Layer 1: Inventory first. Before assessing vendors, know what you already have. List every SaaS tool in use across the business. For each, identify whether it contains an AI feature, when that feature shipped, and what data it touches. This is harder than it sounds. In a 50-person business, someone probably installed a free AI note-taker extension last month. Marketing might be using a Canva AI feature nobody in IT knows about. The exercise surfaces surprises, and it's a moving target, not a one-off. But even an imperfect list gets you ahead of where you were yesterday.

Layer 2: Supplement the questionnaire, then follow through. SOC 2, ISO 27001 and Cyber Essentials remain foundational. They cover infrastructure, access controls, incident response and operational security. The supplement covers the five areas they weren't built for. But getting written answers is only step one. Use those answers to shape the contract: ask for notification obligations when the vendor changes its underlying model, seek audit rights around training data usage, and demand clear data processing terms that explicitly cover inference data.

If the vendor is large and you're small, you might not get everything you ask for. That's fine. Document what you couldn't verify, decide if you can accept the residual risk, and consider a shorter contract term or a break clause tied to material model changes.
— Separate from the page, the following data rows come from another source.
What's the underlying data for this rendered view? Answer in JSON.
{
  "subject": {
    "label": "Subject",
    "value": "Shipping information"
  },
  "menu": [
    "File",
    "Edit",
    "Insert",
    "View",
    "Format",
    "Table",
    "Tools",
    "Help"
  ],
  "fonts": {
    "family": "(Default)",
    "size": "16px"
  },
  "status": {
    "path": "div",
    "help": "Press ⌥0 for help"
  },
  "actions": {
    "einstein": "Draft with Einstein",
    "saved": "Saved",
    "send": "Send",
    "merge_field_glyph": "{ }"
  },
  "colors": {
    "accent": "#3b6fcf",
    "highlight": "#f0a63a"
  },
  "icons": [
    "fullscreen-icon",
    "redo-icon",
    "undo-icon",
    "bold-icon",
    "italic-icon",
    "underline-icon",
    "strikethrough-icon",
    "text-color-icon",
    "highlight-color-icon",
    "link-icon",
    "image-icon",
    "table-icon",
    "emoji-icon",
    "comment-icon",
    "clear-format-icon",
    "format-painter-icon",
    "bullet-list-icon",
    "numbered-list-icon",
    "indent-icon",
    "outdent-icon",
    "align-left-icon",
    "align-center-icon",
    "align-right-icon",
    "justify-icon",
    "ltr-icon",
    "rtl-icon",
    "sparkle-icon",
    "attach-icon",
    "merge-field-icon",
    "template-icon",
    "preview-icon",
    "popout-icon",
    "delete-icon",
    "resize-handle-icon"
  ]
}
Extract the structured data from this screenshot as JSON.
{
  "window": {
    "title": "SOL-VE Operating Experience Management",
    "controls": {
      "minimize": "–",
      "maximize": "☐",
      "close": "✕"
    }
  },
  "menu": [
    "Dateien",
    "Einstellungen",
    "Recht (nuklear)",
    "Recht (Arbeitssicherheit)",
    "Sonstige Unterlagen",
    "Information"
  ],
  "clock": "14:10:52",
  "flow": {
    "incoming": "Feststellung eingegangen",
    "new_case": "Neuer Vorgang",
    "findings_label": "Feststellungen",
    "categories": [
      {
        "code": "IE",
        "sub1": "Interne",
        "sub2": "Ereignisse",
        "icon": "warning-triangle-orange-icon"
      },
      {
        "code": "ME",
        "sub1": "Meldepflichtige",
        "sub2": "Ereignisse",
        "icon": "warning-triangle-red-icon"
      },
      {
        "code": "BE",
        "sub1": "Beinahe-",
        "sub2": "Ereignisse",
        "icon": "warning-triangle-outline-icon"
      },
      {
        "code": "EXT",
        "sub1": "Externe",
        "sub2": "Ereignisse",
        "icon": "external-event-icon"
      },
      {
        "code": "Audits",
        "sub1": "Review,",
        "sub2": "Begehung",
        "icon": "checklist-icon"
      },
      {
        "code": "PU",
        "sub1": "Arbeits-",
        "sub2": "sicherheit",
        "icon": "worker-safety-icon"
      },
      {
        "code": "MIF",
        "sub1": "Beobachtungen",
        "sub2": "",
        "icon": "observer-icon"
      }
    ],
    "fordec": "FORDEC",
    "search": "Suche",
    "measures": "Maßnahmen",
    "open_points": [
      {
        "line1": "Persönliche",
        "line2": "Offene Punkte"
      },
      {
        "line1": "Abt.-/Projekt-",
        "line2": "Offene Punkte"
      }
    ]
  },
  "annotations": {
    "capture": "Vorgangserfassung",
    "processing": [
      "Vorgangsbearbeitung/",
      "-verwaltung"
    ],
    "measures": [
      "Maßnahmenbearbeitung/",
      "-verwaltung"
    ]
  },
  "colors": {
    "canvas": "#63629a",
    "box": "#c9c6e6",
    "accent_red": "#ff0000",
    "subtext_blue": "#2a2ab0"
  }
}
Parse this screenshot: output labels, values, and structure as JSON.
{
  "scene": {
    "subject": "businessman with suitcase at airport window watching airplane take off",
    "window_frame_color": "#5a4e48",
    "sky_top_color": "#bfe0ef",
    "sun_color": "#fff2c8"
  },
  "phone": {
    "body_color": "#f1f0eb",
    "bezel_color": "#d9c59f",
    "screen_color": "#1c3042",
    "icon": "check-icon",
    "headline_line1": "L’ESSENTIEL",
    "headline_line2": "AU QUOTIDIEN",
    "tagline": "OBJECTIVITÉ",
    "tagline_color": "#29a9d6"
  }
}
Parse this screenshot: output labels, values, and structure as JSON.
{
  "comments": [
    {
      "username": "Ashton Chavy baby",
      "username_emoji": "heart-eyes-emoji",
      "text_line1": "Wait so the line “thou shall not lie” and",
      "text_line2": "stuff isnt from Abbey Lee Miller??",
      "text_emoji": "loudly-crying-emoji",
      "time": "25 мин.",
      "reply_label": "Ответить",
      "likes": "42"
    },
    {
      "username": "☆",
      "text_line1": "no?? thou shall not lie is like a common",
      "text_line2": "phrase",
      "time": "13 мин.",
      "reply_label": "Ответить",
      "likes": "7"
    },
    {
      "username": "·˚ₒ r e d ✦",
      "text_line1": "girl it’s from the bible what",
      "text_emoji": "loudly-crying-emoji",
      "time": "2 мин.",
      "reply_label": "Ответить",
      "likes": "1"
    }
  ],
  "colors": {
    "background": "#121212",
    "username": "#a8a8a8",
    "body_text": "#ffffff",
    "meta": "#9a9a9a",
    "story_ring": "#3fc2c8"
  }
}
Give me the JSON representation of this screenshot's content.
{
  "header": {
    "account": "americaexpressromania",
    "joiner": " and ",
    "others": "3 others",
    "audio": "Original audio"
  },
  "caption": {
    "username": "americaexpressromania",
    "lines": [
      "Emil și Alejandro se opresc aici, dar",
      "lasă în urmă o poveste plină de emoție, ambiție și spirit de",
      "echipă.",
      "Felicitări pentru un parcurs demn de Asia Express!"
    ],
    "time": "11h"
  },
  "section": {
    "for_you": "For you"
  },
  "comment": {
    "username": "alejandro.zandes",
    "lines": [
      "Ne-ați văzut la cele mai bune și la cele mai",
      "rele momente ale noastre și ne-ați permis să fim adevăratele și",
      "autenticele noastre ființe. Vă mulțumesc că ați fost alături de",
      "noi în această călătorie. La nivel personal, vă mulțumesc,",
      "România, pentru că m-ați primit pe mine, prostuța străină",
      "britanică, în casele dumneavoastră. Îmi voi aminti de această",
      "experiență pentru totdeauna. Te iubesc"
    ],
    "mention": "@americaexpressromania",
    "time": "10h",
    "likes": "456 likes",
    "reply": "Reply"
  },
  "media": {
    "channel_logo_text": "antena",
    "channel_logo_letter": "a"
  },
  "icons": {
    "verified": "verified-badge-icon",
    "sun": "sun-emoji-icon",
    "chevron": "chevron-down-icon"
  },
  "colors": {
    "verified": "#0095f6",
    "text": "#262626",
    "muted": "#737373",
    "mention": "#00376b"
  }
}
A supplementary questionnaire template covering all five gap areas, with questions mapped to UK, Türkiye and UAE regulatory requirements, is available to download.

Layer 3: Align governance to a framework. NIST AI RMF gives you a shared vocabulary. ISO 42001 is becoming the recognised standard, with KPMG International becoming the first Big Four entity to achieve certification in December 2025. Full certification is a heavy lift for most scaling businesses. Alignment, mapping your controls to the framework, is a proportionate first step. It helps you tell a coherent story to buyers and regulators without committing to an audit cycle you're not ready for.

A sense of proportion matters. A copywriting tool with no access to customer data and no decision-making authority needs a lighter assessment than an AI system scoring credit applications or generating regulatory reports. The depth of your questions should match the value of the contract, the sensitivity of the data, and the consequences if the AI gets it wrong.

AI vendor deployments are accelerating across scaling businesses because the commercial case is clear. The governance needs to keep pace. The organisations that build this into procurement now will be the ones ready when the buyer asks the question, because the question is already landing in their inbox.